GPs are also key in identifying families for whom genetic testing may be useful, referring them to specialised cardiac genetics services for further assessment and management, and, finally, providing them with psychological support and linking them with allied health support services when needed. More information on referring patients to specialised cardiac genetic services is available at:

Other areas where the role of the GP is of great importance include helping with medication adherence, ensuring the avoidance of medications such as QT-prolonging drugs, encouraging healthy lifestyle activities and addressing potential psychological issues such as guilt in families when a disease-causing variant is passed on. The GP is therefore an integral part of the multidisciplinary team providing care for individuals and families with inherited CVDs (Figure).


Cardiac genetic testing has rapidly emerged, is more widely available and is now becoming part of standard clinical cardiology practice.

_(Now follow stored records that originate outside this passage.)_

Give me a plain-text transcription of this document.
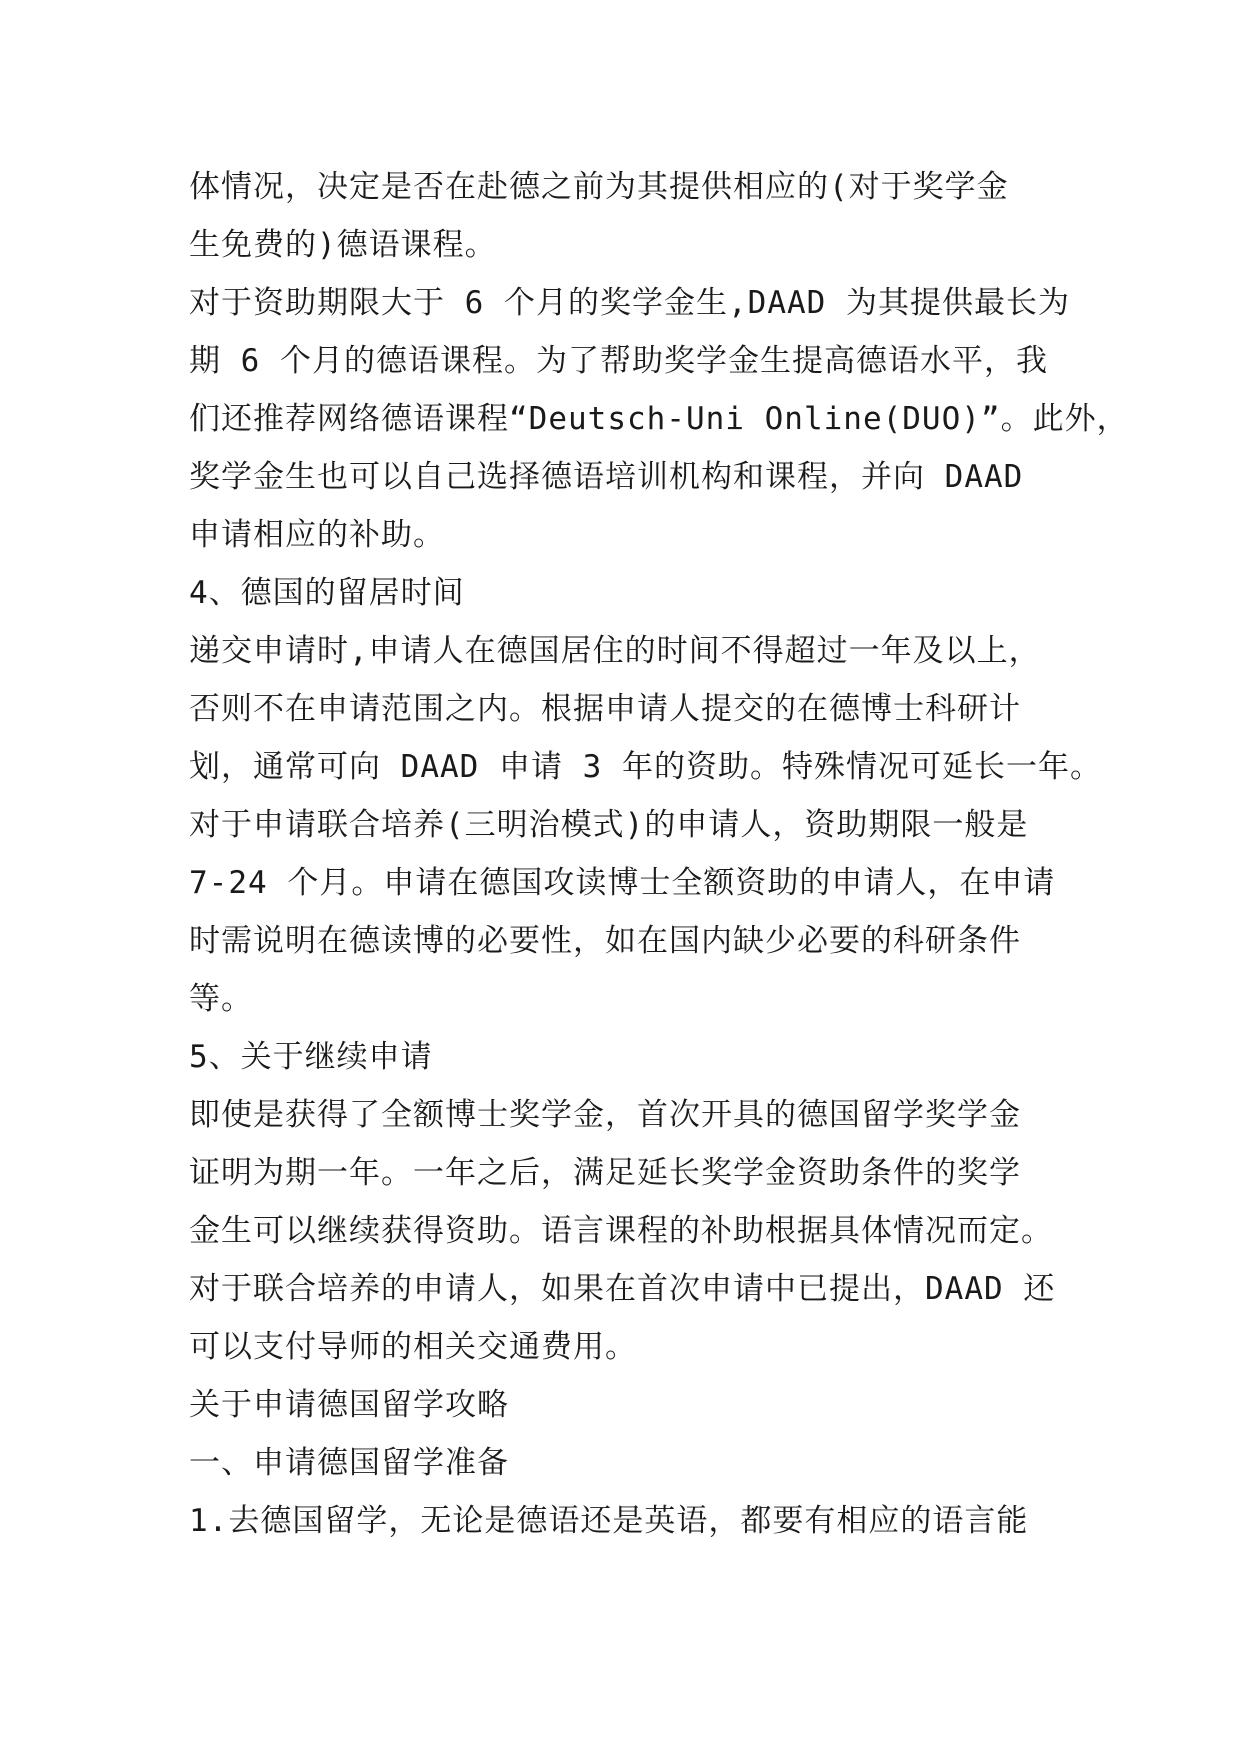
体情况，决定是否在赴德之前为其提供相应的(对于奖学金
生免费的)德语课程。
对于资助期限大于 6 个月的奖学金生,DAAD 为其提供最长为
期 6 个月的德语课程。为了帮助奖学金生提高德语水平，我
们还推荐网络德语课程“Deutsch-Uni Online(DUO)”。此外，
奖学金生也可以自己选择德语培训机构和课程，并向 DAAD
申请相应的补助。
4、德国的留居时间
递交申请时,申请人在德国居住的时间不得超过一年及以上，
否则不在申请范围之内。根据申请人提交的在德博士科研计
划，通常可向 DAAD 申请 3 年的资助。特殊情况可延长一年。
对于申请联合培养(三明治模式)的申请人，资助期限一般是
7-24 个月。申请在德国攻读博士全额资助的申请人，在申请
时需说明在德读博的必要性，如在国内缺少必要的科研条件
等。
5、关于继续申请
即使是获得了全额博士奖学金，首次开具的德国留学奖学金
证明为期一年。一年之后，满足延长奖学金资助条件的奖学
金生可以继续获得资助。语言课程的补助根据具体情况而定。
对于联合培养的申请人，如果在首次申请中已提出，DAAD 还
可以支付导师的相关交通费用。
关于申请德国留学攻略
一、申请德国留学准备
1.去德国留学，无论是德语还是英语，都要有相应的语言能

It is critical that clinicians who are ordering genetic testing understand its utility and limitations and that any uncertain genetic testing results are reviewed over time and reappraised as new information is gathered. It is also important that appropriate pre- and post-test genetic counselling accompany all cardiac genetic testing so that the patient and their families understand fully the implications of testing. Therefore, genetic testing should be performed in the setting of a multidisciplinary cardiac genetic clinic.    CT


COMPETING INTERESTS. Dr Gray has been an Advisory Board participant for Bristol Myers Squibb. Professor Semsarian: None.